Details

Autor(en) / Beteiligte

• Lee, Choong-kun
• Lee, Jii Bum
• Park, Se Jung
• Che, Jingmin
• Kwon, Woo Sun
• Kim, Hyo Song
• Jung, Minkyu
• Lee, Seulkee
• Park, Sook Ryun
• Koo, Dong-Hoe
• Lee, Hyun Woo
• Bae, Woo Kyun
• Jeung, Hei-Cheul
• Hwang, In Gyu
• Kim, Hyunki
• Nam, Chung Mo
• Chung, Hyun Cheol
• Rha, Sun Young

Titel

Second-line chemoimmunotherapy with nivolumab and paclitaxel in immune-related biomarker-enriched advanced gastric cancer: a multicenter phase Ib/II study

Ist Teil von

• Gastric cancer : official journal of the International Gastric Cancer Association and the Japanese Gastric Cancer Association, 2024, Vol.27 (1), p.118-130

Ort / Verlag

Singapore: Springer Nature Singapore

Erscheinungsjahr

2024

Quelle

SpringerLink Journals

Beschreibungen/Notizen

• Background We conducted a trial to evaluate the efficacy and safety of nivolumab and paclitaxel as second-line therapy for immune-related biomarker-enriched advanced gastric cancer (AGC). Methods This open-label, single-arm, phase Ib/II study was a part of multi-institutional, biomarker-integrated umbrella study conducted in Korea. In phase Ib, patients received nivolumab (3 mg/kg) on Days 1 and 15 and paclitaxel (dose level 1, 70 mg/m 2 or dose level 2, 80 mg/m 2 ) on Days 1, 8, 15 every four weeks. In phase II, patients with Epstein–Barr virus-related, deficient mismatch repair or programmed cell death-ligand-1-positive AGC were enrolled. The primary endpoints were recommended phase II dose (RP2D, phase Ib) and progression-free survival (PFS, phase II).

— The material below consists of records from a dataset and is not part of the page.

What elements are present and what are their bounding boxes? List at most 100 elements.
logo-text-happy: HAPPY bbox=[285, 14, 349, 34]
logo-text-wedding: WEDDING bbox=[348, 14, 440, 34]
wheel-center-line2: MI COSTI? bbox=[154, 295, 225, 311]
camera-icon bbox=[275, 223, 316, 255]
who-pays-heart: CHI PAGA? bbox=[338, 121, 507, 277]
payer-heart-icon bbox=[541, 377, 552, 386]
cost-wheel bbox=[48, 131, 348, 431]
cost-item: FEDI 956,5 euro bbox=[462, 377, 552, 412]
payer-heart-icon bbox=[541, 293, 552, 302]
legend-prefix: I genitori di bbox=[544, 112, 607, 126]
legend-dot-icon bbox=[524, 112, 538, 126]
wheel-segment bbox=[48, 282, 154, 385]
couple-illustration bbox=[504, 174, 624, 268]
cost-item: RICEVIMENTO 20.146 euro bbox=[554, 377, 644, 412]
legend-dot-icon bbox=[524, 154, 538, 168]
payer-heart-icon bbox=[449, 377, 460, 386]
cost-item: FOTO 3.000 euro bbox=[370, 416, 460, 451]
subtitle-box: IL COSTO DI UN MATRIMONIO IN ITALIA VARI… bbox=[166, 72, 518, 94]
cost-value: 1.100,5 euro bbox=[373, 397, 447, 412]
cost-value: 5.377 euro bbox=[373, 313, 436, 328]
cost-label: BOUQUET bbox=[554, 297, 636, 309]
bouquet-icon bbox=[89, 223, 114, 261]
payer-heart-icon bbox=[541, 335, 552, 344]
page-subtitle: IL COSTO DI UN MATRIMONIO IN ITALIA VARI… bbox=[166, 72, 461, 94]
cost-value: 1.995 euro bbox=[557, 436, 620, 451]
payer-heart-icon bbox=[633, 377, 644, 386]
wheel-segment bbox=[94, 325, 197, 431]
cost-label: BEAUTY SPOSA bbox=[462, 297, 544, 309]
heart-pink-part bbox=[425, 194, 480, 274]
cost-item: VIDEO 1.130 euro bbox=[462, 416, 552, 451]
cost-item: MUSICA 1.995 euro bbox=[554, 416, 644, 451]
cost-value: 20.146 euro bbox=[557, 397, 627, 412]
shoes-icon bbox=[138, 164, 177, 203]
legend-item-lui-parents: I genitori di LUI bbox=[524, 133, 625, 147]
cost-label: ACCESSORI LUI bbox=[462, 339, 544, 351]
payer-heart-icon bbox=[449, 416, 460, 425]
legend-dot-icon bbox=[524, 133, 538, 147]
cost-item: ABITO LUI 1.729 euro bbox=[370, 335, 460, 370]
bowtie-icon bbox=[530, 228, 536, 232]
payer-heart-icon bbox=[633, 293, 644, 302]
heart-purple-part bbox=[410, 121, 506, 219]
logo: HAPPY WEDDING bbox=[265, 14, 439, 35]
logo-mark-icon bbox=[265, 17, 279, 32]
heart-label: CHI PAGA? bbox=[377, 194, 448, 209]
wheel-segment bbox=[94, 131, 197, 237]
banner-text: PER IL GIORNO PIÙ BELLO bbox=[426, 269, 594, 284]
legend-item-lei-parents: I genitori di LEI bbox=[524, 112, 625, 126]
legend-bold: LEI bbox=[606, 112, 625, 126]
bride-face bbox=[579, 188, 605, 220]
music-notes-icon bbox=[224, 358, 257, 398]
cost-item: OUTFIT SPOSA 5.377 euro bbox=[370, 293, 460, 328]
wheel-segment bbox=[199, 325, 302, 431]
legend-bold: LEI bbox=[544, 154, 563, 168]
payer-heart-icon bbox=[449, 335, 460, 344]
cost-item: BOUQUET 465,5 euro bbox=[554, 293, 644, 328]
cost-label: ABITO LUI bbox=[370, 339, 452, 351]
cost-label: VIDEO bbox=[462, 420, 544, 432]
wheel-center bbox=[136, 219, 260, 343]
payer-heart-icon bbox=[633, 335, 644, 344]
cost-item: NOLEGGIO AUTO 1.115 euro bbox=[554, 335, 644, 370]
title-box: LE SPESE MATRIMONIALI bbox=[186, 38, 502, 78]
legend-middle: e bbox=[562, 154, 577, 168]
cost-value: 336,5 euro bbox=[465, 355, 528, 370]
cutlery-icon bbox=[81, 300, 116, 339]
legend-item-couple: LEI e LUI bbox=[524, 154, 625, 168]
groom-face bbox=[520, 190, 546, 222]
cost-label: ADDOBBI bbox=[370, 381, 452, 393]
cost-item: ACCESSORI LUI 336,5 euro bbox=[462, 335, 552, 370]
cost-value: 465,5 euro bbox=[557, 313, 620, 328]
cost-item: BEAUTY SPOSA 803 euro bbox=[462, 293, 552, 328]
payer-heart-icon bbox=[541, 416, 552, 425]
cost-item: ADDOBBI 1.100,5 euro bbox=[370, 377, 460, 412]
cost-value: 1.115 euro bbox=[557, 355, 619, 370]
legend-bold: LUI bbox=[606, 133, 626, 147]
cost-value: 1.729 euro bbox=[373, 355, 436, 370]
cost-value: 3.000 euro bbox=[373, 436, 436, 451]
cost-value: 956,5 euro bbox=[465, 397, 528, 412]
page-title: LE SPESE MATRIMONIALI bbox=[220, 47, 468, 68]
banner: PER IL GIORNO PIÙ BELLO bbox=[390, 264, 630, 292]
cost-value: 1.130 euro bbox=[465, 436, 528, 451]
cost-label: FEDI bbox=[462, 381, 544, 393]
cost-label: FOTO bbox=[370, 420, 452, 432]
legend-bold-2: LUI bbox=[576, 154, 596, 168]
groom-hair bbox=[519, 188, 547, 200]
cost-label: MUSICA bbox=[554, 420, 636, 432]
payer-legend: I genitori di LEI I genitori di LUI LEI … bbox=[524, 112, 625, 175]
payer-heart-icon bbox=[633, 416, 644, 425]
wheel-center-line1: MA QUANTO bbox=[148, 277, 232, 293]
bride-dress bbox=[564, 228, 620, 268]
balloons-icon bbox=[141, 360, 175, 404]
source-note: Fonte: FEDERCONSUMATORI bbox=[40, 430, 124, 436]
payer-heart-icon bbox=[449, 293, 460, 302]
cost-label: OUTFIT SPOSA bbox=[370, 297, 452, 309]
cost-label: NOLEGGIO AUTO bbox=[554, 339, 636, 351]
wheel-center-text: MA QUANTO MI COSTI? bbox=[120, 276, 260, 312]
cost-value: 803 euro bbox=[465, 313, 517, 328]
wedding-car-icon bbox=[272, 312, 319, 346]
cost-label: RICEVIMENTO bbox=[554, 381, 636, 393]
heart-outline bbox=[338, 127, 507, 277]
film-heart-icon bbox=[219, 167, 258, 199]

Secondary endpoints included objective response rate (ORR), overall survival (OS), safety, and exploratory biomarker analysis. Results Dose level 2 was selected as RP2D. In phase II, 48 patients were enrolled. The median PFS and OS were 3.9 and 11.2 months, respectively. The ORR was 23.3%, and the median response duration was 16.7 months. Grade 3 or higher treatment-related adverse events, mainly neutropenia, occurred in 20 patients (41.7%). Targeted sequencing revealed that patients with RTK/RAS pathway alterations or the HLA-A02 supertype had better survival. Patients with elevated baseline interleukin-1 receptor antagonist levels had worse survival. Conclusions Although the study did not meet its primary end point, nivolumab and paclitaxel for AGC demonstrated a durable response with manageable toxicity profiles. Genomic analysis or plasma cytokine analysis may provide information for the selection of patients who would benefit more from immunotherapy combined with chemotherapy.